Bill Gates, founder of tech giant Microsoft and the Bill & Melinda Gates Foundation, has projected that wealthy countries will return to normal life by the end of 2021, should the vaccines, currently being developed by western countries, work and be deployed in a timely manner. He added, however, that this is "a best case" scenario.
"We still don't know whether these vaccines will succeed. Now the capacity will take time to ramp up. And so the allocation within the US, and between the US and other countries will be a very top point of contention", Gates said.
In his assessments, the philanthropist showed little regard for other vaccines developed outside of western countries, such as the Sputnik V vaccine registered in Russia and alternatives developed in China.

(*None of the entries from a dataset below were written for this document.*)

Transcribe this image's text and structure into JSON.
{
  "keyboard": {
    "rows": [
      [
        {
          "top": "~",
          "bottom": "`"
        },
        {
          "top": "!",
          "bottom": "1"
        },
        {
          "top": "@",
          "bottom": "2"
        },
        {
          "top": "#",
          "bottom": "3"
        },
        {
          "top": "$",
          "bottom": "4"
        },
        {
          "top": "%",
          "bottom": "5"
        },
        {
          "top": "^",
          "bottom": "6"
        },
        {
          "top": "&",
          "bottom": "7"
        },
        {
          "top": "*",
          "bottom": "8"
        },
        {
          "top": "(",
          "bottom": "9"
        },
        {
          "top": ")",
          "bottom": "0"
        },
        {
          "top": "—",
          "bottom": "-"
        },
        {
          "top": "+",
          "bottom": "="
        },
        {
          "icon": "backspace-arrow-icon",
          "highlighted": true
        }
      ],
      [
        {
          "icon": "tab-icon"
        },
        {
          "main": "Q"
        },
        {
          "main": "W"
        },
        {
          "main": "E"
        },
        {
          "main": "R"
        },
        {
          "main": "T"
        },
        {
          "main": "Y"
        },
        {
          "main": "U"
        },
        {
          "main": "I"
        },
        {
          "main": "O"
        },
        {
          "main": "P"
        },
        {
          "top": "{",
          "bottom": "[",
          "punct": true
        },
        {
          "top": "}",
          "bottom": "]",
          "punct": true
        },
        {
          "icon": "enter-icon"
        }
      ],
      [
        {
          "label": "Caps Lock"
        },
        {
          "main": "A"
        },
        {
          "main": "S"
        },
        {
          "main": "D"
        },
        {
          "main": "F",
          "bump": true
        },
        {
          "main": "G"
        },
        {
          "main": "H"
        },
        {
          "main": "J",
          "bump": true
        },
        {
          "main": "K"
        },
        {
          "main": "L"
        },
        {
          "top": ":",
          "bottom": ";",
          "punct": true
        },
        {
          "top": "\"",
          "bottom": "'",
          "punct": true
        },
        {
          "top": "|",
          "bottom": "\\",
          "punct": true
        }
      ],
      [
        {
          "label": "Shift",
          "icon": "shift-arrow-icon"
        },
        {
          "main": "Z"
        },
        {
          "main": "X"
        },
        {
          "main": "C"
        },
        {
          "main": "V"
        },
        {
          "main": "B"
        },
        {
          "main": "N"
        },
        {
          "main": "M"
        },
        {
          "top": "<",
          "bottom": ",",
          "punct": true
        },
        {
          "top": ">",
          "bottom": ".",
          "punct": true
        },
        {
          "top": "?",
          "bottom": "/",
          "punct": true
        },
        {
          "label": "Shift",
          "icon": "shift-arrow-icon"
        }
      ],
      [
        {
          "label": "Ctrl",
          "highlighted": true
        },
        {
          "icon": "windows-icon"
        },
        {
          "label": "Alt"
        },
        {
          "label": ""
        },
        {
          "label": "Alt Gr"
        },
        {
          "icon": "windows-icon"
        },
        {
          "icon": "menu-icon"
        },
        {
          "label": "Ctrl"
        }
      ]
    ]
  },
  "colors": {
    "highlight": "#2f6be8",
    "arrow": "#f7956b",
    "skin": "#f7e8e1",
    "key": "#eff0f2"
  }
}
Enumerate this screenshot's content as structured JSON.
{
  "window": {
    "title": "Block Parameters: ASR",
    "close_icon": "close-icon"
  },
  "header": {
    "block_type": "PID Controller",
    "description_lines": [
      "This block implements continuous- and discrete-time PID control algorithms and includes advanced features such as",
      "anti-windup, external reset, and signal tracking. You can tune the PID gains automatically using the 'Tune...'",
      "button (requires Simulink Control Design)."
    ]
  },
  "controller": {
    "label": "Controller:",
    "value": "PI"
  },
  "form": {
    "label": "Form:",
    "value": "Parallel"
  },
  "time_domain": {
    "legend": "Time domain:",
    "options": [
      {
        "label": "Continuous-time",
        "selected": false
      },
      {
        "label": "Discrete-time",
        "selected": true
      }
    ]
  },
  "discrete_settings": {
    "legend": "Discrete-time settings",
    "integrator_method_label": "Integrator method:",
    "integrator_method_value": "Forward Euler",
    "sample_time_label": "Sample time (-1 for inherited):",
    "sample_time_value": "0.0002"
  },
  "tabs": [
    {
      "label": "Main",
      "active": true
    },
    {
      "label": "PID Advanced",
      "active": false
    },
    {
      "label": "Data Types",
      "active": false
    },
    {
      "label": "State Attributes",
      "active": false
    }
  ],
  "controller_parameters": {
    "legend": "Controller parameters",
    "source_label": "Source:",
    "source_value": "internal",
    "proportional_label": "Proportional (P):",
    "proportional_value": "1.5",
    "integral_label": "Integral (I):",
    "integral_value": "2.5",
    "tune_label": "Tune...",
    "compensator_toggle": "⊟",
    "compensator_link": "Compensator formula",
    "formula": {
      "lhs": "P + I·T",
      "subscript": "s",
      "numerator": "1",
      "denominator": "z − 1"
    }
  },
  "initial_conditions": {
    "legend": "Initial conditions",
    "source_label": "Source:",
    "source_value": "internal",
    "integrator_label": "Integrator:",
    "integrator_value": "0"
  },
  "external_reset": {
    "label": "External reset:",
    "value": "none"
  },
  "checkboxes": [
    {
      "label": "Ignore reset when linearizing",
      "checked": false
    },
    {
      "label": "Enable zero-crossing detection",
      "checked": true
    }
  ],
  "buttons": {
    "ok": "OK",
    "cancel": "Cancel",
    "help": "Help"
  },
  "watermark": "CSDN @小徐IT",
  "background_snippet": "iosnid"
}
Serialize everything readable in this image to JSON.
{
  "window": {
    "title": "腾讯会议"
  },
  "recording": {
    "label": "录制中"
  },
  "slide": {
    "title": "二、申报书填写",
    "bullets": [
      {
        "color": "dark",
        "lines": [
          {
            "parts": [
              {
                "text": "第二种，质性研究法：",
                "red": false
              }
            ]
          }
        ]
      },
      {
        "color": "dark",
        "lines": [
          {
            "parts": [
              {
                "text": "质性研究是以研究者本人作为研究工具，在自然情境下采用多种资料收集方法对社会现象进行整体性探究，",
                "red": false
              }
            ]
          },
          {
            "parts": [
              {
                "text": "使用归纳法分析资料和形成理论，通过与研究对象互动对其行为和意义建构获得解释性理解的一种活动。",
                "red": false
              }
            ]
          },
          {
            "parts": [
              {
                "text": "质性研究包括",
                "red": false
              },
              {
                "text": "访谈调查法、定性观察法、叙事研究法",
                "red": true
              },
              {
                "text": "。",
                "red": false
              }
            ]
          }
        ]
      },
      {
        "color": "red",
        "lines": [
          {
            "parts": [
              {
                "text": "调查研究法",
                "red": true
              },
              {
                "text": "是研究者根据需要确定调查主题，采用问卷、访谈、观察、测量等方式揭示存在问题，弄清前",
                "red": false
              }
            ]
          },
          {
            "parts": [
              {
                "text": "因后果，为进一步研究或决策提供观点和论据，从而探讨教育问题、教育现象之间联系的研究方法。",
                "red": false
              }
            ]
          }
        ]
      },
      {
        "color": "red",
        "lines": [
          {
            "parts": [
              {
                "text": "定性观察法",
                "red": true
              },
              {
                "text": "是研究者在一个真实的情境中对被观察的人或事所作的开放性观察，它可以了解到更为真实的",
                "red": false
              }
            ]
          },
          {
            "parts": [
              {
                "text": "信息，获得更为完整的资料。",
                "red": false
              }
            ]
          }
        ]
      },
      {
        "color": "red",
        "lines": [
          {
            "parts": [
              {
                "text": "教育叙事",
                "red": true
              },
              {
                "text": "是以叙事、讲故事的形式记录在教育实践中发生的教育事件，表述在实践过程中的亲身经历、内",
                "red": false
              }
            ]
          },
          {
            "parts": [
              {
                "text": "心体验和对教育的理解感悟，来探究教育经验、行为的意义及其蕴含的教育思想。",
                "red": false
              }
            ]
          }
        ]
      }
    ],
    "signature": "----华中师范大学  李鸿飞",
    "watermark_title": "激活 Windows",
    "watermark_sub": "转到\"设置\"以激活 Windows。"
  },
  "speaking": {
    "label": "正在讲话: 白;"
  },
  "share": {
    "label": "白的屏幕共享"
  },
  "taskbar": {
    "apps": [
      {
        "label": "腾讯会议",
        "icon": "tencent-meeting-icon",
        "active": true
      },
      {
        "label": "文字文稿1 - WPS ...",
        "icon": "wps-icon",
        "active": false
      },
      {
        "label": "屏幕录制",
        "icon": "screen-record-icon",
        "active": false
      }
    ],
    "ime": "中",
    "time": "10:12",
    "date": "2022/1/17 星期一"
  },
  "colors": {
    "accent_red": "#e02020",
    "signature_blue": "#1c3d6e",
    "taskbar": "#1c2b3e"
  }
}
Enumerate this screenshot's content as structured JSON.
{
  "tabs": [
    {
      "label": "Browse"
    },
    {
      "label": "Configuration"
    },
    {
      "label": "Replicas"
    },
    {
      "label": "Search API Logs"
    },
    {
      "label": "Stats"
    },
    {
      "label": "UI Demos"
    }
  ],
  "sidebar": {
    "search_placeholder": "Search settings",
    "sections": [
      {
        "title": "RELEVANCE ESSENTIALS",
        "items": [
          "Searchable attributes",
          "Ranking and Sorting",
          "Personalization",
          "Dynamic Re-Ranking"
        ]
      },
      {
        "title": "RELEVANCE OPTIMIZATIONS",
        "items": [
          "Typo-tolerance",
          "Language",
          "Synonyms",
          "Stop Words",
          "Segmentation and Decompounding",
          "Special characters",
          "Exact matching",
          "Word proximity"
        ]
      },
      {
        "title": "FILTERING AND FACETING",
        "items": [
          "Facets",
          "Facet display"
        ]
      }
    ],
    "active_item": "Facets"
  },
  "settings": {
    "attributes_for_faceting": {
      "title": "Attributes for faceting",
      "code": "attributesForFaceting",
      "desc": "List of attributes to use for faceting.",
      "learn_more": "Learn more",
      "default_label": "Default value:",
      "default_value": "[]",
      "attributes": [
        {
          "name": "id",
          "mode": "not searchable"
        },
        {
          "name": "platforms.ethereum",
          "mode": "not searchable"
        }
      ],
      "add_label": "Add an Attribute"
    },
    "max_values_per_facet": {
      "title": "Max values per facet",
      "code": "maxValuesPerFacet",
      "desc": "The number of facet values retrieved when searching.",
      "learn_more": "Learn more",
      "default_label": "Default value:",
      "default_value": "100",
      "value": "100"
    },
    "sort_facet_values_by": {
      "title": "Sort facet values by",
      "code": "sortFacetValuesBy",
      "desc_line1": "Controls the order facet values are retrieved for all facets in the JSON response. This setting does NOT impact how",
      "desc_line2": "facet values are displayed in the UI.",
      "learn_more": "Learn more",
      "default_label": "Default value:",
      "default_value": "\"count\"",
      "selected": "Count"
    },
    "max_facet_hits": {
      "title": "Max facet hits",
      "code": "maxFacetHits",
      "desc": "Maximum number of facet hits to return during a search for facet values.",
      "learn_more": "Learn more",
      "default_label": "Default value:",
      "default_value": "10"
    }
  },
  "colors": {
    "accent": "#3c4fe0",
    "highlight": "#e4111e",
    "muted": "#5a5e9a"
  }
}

Gates stated that these vaccines lack Phase III trials conducted under the oversight of "a highly regarded regulator", suggesting that they will thus lack attractiveness to customers outside of their domestic markets.
"The Western companies are further ahead on doing these Phase III studies and so if those come out well and they're offered at low cost, I doubt there'll be a lot of Russian or Chinese vaccines going outside of those countries", the Microsoft founder said.
Contrary to Gates' assessments, the developer of the first COVID-19 vaccine, Russia's Gamaleya Research Institute of Epidemiology and Microbiology, has reported several foreign countries expressing interest in either buying the vaccine or organising local production of the treatment. The vaccine's introduction in August was met with skepticism in the West, over the lack of published data about the clinical trials proving the vaccine's safety and effectiveness.
The Gamaleya Research Institute eventually published the results of the trials and related scientific studies in the journal the Lancet, dismissing concerns regarding the Sputnik V vaccine. It also handed over the results of the first two stages of trials to the World Health Organisation for study.